There are several more characters here. Linda Partridge (Julianne Moore) is Earl's young trophy wife, struggling with her emotions as her husband is on his deathbed. Donnie Smith (William H. Macy) was a former TV star on the game show "What Do Kids Know?", but he is no longer in the spotlight. Stanley Spector (Jeremy Blackman) is a young boy who is currently the star of that game show, as he leads the kids to victory week after week. Jimmy Gator (Philip Baker Hall) is the host of that game show, and he and his wife (Melinda Dillon) have just learned he is dying of cancer as well. Jimmy tries to inform his daughter, Claudia (Melora Walters), but she will hear none of it.
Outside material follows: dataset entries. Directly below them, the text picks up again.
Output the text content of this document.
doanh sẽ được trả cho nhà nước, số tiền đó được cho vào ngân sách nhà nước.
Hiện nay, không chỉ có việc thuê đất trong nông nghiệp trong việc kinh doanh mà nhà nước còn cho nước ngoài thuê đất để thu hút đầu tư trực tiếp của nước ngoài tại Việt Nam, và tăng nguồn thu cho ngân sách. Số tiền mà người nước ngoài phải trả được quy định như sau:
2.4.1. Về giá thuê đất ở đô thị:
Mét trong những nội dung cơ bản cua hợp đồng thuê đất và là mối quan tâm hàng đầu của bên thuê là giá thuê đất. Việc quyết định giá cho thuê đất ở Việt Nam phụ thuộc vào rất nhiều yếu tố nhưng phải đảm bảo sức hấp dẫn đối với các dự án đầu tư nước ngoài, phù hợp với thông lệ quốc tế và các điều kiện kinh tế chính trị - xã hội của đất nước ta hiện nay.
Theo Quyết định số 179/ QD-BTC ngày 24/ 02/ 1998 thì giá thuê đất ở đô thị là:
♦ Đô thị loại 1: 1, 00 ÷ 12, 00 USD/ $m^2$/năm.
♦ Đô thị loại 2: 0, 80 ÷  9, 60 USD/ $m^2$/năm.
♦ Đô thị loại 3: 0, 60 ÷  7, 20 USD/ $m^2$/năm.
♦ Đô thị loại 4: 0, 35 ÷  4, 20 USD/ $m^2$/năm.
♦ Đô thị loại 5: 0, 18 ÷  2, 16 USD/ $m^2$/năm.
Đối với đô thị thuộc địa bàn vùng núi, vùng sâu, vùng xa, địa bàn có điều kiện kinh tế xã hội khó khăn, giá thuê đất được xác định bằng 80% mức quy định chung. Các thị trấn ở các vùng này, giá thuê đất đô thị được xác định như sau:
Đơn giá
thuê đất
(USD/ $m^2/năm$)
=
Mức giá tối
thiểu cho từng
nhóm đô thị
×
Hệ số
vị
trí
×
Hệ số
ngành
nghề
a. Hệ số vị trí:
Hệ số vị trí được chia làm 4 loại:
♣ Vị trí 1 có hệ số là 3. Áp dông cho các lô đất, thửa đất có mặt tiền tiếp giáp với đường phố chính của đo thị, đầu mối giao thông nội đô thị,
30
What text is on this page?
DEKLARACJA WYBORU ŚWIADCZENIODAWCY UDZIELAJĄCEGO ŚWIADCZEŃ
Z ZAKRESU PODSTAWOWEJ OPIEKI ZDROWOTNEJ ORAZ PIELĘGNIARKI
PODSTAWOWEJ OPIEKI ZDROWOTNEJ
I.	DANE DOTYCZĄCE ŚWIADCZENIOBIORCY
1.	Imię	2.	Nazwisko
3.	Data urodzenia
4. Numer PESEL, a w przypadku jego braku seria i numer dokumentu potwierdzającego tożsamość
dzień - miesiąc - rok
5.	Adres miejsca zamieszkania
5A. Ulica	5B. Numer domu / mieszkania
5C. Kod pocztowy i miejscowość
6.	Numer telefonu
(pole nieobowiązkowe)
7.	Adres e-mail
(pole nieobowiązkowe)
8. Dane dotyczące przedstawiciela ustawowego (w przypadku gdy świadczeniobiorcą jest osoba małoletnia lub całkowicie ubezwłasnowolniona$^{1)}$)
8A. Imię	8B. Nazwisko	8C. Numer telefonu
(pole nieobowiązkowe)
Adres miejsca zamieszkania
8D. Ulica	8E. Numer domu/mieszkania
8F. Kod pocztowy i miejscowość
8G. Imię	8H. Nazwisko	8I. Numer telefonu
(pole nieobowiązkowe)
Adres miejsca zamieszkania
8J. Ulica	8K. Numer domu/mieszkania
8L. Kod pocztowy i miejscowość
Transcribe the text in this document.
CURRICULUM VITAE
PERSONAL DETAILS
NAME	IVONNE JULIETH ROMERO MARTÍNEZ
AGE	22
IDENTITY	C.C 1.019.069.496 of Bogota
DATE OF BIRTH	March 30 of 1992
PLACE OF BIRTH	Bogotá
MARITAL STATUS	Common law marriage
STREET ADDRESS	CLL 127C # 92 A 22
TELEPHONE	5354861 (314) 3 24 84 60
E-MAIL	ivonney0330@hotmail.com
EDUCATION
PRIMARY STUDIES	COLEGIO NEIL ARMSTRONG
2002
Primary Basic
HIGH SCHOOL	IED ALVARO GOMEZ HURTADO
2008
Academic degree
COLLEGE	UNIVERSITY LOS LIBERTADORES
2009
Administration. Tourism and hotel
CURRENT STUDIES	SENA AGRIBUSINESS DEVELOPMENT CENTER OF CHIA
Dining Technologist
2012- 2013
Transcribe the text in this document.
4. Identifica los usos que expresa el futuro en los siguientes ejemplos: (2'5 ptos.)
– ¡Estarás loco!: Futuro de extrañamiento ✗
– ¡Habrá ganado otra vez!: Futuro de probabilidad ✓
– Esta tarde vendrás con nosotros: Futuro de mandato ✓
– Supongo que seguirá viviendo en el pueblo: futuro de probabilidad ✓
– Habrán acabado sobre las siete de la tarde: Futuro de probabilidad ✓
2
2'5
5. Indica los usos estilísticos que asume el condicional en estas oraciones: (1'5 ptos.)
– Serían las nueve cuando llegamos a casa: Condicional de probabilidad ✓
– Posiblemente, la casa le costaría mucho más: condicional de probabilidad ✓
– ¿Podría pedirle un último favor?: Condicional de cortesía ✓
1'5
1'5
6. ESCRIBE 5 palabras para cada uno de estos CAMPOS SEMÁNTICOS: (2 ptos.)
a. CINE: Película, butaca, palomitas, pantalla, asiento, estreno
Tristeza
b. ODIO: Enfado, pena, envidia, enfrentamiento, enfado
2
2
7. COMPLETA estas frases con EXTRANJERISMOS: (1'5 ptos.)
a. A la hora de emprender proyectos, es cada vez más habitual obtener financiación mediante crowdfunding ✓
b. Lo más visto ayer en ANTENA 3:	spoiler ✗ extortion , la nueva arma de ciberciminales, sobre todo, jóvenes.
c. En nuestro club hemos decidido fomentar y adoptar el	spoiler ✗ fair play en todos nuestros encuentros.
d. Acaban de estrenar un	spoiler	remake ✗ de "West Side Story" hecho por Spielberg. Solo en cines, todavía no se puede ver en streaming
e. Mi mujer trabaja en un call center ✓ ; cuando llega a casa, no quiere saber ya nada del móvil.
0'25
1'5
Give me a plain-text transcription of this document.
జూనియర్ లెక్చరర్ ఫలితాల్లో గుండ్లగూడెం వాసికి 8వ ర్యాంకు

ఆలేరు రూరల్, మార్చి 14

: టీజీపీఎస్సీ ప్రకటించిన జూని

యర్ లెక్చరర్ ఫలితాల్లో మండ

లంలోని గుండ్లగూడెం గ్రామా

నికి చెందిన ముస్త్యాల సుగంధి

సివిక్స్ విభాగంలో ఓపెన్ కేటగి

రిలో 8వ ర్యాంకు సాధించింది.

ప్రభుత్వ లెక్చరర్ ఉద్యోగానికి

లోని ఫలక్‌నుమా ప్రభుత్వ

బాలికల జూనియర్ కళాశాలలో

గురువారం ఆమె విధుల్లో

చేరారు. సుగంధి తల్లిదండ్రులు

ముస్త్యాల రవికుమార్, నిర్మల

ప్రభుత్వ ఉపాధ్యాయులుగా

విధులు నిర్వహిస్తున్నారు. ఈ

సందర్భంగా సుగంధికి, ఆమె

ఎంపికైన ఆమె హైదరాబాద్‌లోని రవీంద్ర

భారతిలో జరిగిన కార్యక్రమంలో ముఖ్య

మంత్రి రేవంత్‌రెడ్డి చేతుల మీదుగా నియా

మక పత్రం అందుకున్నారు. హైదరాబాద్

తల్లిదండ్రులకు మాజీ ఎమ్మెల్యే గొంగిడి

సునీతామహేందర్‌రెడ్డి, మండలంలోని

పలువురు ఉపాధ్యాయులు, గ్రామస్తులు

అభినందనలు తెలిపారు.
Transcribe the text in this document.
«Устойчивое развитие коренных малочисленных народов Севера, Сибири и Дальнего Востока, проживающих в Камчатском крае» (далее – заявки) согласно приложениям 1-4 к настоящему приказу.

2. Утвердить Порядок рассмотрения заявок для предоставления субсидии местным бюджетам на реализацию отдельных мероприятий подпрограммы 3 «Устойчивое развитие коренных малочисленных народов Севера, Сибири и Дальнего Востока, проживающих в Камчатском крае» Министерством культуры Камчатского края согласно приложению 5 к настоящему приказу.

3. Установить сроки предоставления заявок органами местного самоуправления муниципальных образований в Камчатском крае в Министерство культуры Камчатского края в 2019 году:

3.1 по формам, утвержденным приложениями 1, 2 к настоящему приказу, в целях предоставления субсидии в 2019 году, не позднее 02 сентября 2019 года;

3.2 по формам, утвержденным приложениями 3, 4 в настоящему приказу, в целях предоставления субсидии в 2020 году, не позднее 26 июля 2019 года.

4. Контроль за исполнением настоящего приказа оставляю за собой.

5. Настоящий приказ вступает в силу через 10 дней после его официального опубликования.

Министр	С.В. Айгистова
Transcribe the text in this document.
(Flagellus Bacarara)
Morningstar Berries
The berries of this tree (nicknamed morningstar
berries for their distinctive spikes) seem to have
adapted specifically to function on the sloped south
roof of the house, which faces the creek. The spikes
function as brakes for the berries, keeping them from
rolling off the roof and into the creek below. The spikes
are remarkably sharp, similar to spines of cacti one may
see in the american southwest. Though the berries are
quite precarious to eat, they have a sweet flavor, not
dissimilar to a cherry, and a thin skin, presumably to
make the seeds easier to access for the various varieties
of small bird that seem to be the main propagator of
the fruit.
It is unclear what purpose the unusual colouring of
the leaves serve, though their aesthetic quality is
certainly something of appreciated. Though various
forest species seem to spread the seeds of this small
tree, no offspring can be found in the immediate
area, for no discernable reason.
It is unnecessary to go into this film being familiar with each character's story, but I'm sure reading the names of some of those actors makes you want to see this one right away. It is a stunning cast, which surprisingly only received one Oscar nomination. That one nomination went to Tom Cruise's portrayal of Frank Mackie, and he is electrifying. Think about some of Cruise's career-best performances, in films such as Born on the Fourth of July, Minority Report, The Last Samurai, and Collateral. I'm not sure anyone plays intense better than Tom Cruise. He dominates the screen with these fearsome characters, but he always remains under control.
Every other member of the cast is just as good. This has got to be one of the most overlooked ensemble casts of the past twenty years. This is a film built on handfuls of characters and handfuls of stories, and if each actor wasn't able to engage our sympathy, this film could have fallen apart. It is a elaborate web of characters, but there are more parallels present than there appear to be on the surface. The more you think about this film, the more you come to appreciate the nuances and complexities.
This is also an epic with several definitive messages. The aforementioned prologue introduces some of the topics that Anderson is aiming for with this film. Remarkable things are being shown in this film about chance, coincidence, and also second chances. All of these characters are involved in some kind of crisis, and it just so happens that on this seemingly normal rainy day in Los Angeles, California, they might get a shot at salvation.
Regardless of the long running time, this film feels more like a thriller that a flat-out drama. The film features a brilliant soundtrack, with several songs by Aimee Mann, that plays throughout, and it helps to keep you on your seat's edge. All of the conflict that is built up in this film leads to a climactic moment that is unlike anything I've ever seen in a film before. It is one of the most daring, unpredictable climaxes I can remember, and for anyone who sees this film, it is sure to be talked about for quite some time. Magnolia is, like most Anderson films, something that needs to be seen multiple times to fully appreciate, but there is no question that this epic will always have a place among the director's finest work.